M.A: I don’t know whether I want to attribute it to a generational thing, but I think that there’s a lot of that. Just as there’s no longer a complete rejection of the market, there’s a lot of collaborative work going on nowadays. So, to see artists come from Chile and help set up a project from Puerto Rico is incredible, because you realize that they’re not thinking according to “I’m going to sell more than someone else” logic. It also has to do with knowing that one has to be everywhere, and that its not a fratricidal war or a survival of the fittest scenario, but rather, it’s about discovering the way for everyone to survive in the best way possible.

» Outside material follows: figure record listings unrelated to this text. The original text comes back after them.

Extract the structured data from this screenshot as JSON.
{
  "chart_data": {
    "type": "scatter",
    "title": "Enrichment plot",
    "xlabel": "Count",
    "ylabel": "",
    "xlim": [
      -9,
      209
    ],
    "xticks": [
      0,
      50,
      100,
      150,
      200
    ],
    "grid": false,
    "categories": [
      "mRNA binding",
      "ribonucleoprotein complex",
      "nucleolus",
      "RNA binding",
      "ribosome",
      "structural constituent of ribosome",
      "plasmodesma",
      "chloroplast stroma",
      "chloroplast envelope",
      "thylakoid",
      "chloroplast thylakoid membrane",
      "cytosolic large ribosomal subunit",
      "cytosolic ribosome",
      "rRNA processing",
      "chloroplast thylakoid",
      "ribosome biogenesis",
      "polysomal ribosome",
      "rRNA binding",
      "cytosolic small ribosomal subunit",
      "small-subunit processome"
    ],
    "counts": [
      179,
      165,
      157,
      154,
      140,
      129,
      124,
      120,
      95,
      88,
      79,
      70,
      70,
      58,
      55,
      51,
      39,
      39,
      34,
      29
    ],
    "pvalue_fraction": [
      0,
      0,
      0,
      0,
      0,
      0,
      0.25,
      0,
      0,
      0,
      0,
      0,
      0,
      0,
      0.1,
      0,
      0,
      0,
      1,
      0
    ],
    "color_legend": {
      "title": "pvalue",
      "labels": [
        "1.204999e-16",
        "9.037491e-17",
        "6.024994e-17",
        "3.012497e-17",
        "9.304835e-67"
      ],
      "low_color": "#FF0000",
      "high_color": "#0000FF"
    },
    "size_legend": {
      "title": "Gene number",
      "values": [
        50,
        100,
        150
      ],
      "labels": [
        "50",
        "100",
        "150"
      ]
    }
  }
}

C.C: The fact that these are spaces that are constantly thinking and in which articulation comes from the artists themselves implies that problems ranging from the gestation of artistic ideas brought to light, and this grabs people’s attention. This way of working is very attractive. The section’s success is due to everything that is done by those of us who are there, and what each one of us brings from his or her place of origin. There’s also a handling of the media that is very characteristic of this generation, which knows that one can enter and exit public and private realms with absolute ease.
And assume that this is a viable possibility, to make use of media outlets and remain loyal to one’s personal identity.

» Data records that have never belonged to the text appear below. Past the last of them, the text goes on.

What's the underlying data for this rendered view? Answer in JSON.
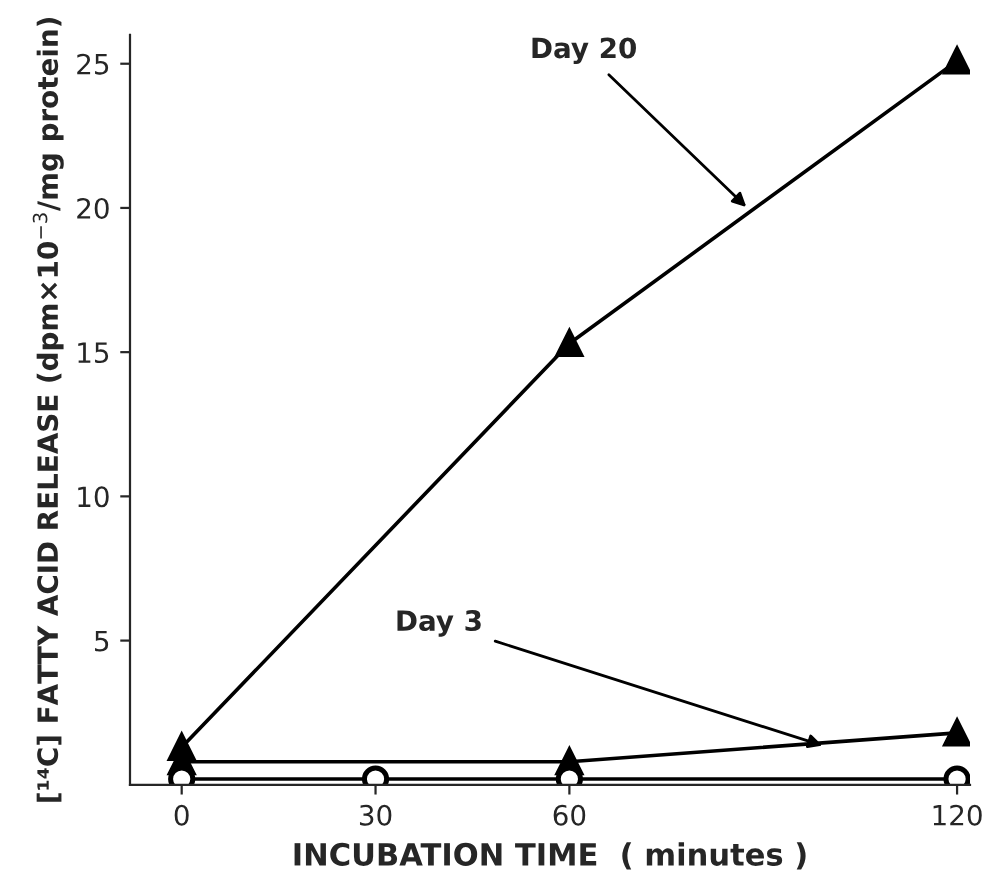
{
  "chart_data": {
    "type": "line",
    "series": [
      {
        "color": "#000000",
        "marker": "triangle",
        "x": [
          0,
          60,
          120
        ],
        "values": [
          1.3,
          15.3,
          25.1
        ]
      },
      {
        "color": "#000000",
        "marker": "triangle",
        "x": [
          0,
          60,
          120
        ],
        "values": [
          0.8,
          0.8,
          1.8
        ]
      },
      {
        "color": "#000000",
        "marker": "circle",
        "x": [
          0,
          30,
          60,
          120
        ],
        "values": [
          0.2,
          0.2,
          0.2,
          0.2
        ]
      }
    ],
    "xlabel": "INCUBATION TIME  ( minutes )",
    "ylabel": "[¹⁴C] FATTY ACID RELEASE (dpm×10$^{−3}$/mg protein)",
    "xlim": [
      -8,
      122
    ],
    "xticks": [
      0,
      30,
      60,
      120
    ],
    "ylim": [
      0,
      26
    ],
    "yticks": [
      5,
      10,
      15,
      20,
      25
    ],
    "grid": false,
    "legend": false,
    "line_style": "solid",
    "annotations": [
      {
        "text": "Day 20",
        "x": 88,
        "y": 19.9
      },
      {
        "text": "Day 3",
        "x": 100,
        "y": 1.3
      }
    ]
  }
}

C.C: These three years of Planta have been a great opportunity for looking deeper into my personal investigations. I have been able to get to know the scenes in countries that I knew practically nothing about, and which I’ve been delighted by, such as those of Dominican Republic, Puerto Rico, and Peru, and as incredible as it may sound, of Chile as well. After living abroad for ten years, when I returned to Chile and the Fair’s directors asked me to direct Planta, I knew little and nothing about what was going on here. Today, I can say that it’s a context that I feel very much a part of; I can proudly say that many interesting things are happening here, and that we have a tremendous generation of powerful artists, cultural managers, and young curators. To me, having invited Matías to be a co-curator had to do with drawing even closer to this new generation, to twenty-something-year-olds, because Matías has other connections, makes other associations, and is interested in subjects that in some cases lie very far away from my sensibility, and that is a nice encounter. It faithfully reflects the spirit of our work, in which friendship and generosity are our main tools for thought and action.

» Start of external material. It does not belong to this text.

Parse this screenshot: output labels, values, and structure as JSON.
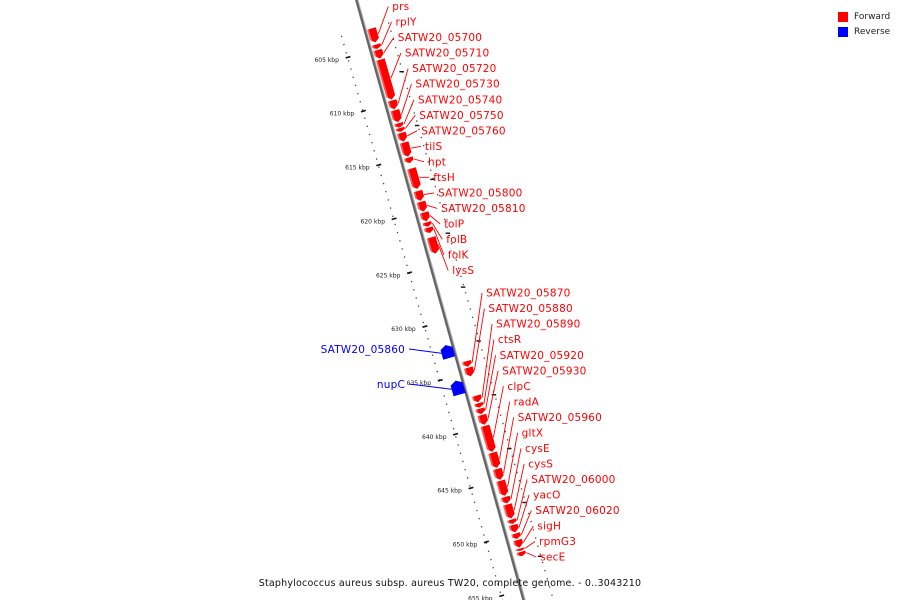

M.A: Something that brought us together from the very beginning, independently of us having different opinions that are reflected in our curatorial criteria, is that both of us work from the same point of view: friendship and camaraderie. Also, it’s incredible to work with a curator who has more experience and who knows a generation that I am very interested in, but with whom I have a contextual barrier that I don’t have with, for example, people of my same generation. And not only that, but who also understands curatorial practice in a fair context as a double task of research and management, in a super dynamic and organic way. I come from the world of museums, which has a completely different functional logic, where the valuing of collections has to do with a development of museum practices and public programs, something that hasn’t been developed very much in Chile. Now, to understand the origin of the conformation of collections –which may continue to be private, but more than one may have a public ends to it— to me seems to be a way of understanding the entire mechanism. And if we think that Planta addresses the region’s youngest and most experimental production, we are positioning ourselves behind the established circuits, critique, and art history, in order to ask ourselves how these almost ephemeral pieces in the ebullient art market may enter our institutions of memory and identity.